Hammer and Doreau are supervised by the chronically uptight, Pepto-Bismol-guzzling, apoplectic Captain Trunk, played by Harrison Page. Trunk spends most of his time yelling at Hammer for his incompetence or complaining about his migraine headaches brought on by Hammer's antics. If Trunk has any respect or fondness for Hammer, he hides it extremely well. In one episode ("Miss of the Spider Woman") Hammer is about to die from snake venom poisoning but is saved at the last minute when Trunk shows up with the antidote:
- Hammer: How can I ever thank you?
- Trunk: Don't drink it.
Like Hammer, Trunk is divorced, and has made an attempt to reconcile with his ex-wife Renee in the episode "Over My Dead Bodyguard". His short temper and high blood pressure even made him immune to a biological weapon that contaminated the whole precinct in the episode "They Call Me Mr. Trunk".
Desk Sergent at the precinct he is depicted as rather lazy and slobbish, rarely making any effort to help the other officers. Portrayed by Leslie Morris
Another officer at the precinct. Portrayed by Patti Tippo
Coroner Norman Blates
The precinct's medical examiner who specializes with the sudden deceased at crime scenes. According to executive producer Alan Spencer, the character is play-on to Norman Bates, the character from Alfred Hitchcock's Psycho. Coincidentally, the actor who acted him out, Kurt Paul, actually acted out the role of Norman Bates in Bates Motel and even worked as a stunt double for Anthony Perkins himself as Norman Bates in Psycho II and Psycho III.
Newscaster Lisa Ellerblub
Local news anchorwoman. Portrayed by Diane Sainte-Marie. Possibly a reference to a popular TV news personality from the same time period, Linda Ellerbee.
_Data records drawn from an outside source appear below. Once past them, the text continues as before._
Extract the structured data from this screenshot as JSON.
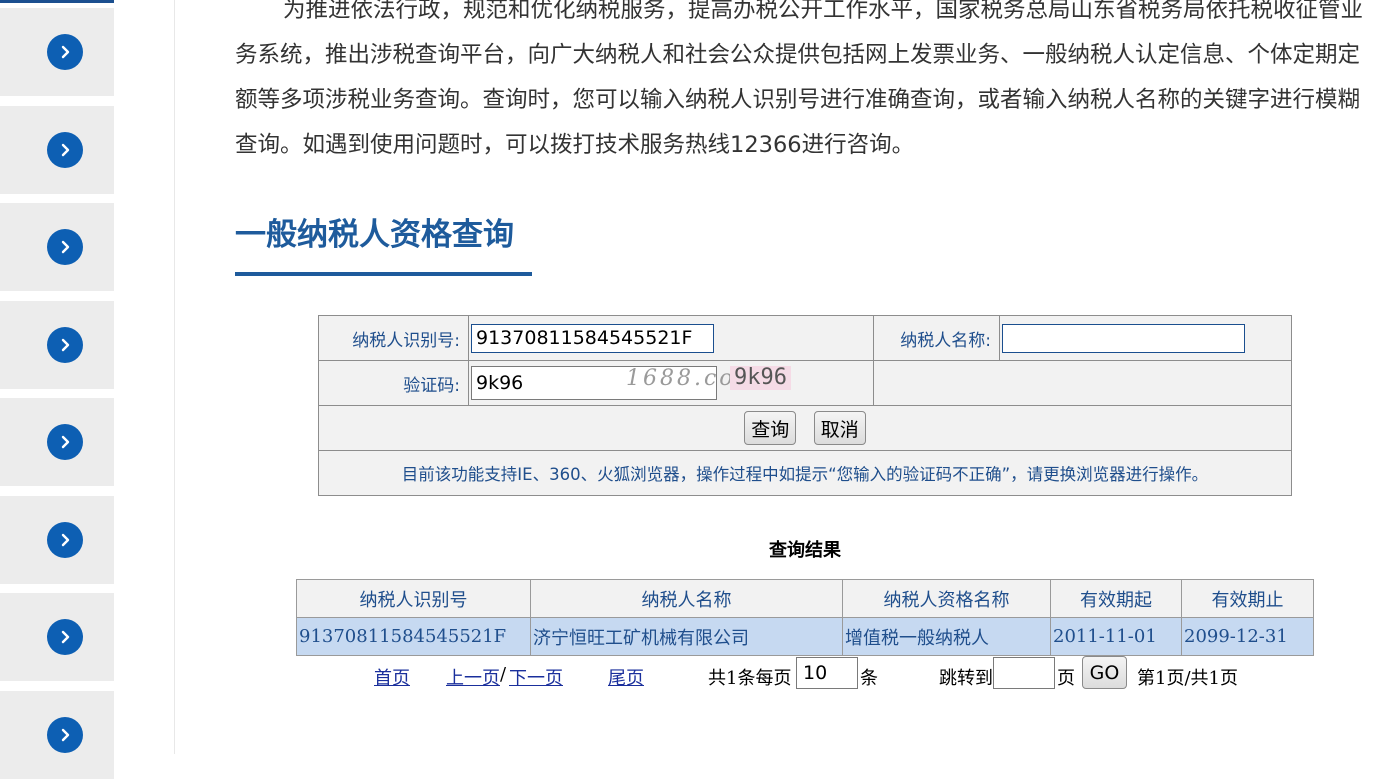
{
  "sidebar": {
    "item_count": 8,
    "icon": "chevron-right-icon"
  },
  "intro": "为推进依法行政，规范和优化纳税服务，提高办税公开工作水平，国家税务总局山东省税务局依托税收征管业务系统，推出涉税查询平台，向广大纳税人和社会公众提供包括网上发票业务、一般纳税人认定信息、个体定期定额等多项涉税业务查询。查询时，您可以输入纳税人识别号进行准确查询，或者输入纳税人名称的关键字进行模糊查询。如遇到使用问题时，可以拨打技术服务热线12366进行咨询。",
  "section_title": "一般纳税人资格查询",
  "form": {
    "tin_label": "纳税人识别号:",
    "tin_value": "91370811584545521F",
    "name_label": "纳税人名称:",
    "name_value": "",
    "captcha_label": "验证码:",
    "captcha_value": "9k96",
    "captcha_image_text": "1688.com",
    "captcha_code": "9k96",
    "query_button": "查询",
    "cancel_button": "取消",
    "notice": "目前该功能支持IE、360、火狐浏览器，操作过程中如提示“您输入的验证码不正确”，请更换浏览器进行操作。"
  },
  "results": {
    "title": "查询结果",
    "columns": [
      "纳税人识别号",
      "纳税人名称",
      "纳税人资格名称",
      "有效期起",
      "有效期止"
    ],
    "rows": [
      [
        "91370811584545521F",
        "济宁恒旺工矿机械有限公司",
        "增值税一般纳税人",
        "2011-11-01",
        "2099-12-31"
      ]
    ]
  },
  "pager": {
    "first": "首页",
    "prev": "上一页",
    "slash": "/",
    "next": "下一页",
    "last": "尾页",
    "total_prefix": "共1条每页",
    "per_page": "10",
    "per_page_suffix": "条",
    "jump_label": "跳转到",
    "jump_value": "",
    "page_suffix": "页",
    "go": "GO",
    "page_info": "第1页/共1页"
  },
  "colors": {
    "accent": "#1e5b9c",
    "sidebar_button": "#0d5fb3",
    "row_highlight": "#c6d9f1"
  }
}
Some notable figures who made guest appearances on Sledge Hammer!:
Spencer himself made a Hitchcockian cameo appearance on the episode "Witless".
Actor Jackie Cooper had directed a few Sledge Hammer! episodes himself.
The series takes place in San Francisco, California, with parts of Los Angeles used as a stand-in for filming. However, no mention of San Francisco was made past the pilot episode and none of the city's landmarks are seen throughout the series. The San Francisco newspaper used at the beginning of the pilot episode was censored during the show's initial broadcast, as the city wanted nothing to do with the series. Subsequent episodes showed newspapers that had no city name.
Most of the humor in the series is based on Hammer's callous, simplistic, narrow-minded worldview and its unfortunate consequences for those around him. Hammer is like a human tornado, devastating everyone and everything in his path. A camera view of his apartment shows that one of his favorite wall hangings is an "enemy" target on his closet door. He blames gun control, feminism, and rock music for many of the world's ills. One example of such humor (taken from the first episode):
- Sledge Hammer: Well, Miss, I was in this store when two thugs entered and threatened the owner with shotguns. At that time I drew my magnum and killed them both. Then I bought some eggs, milk, and some of those little cocktail weenies.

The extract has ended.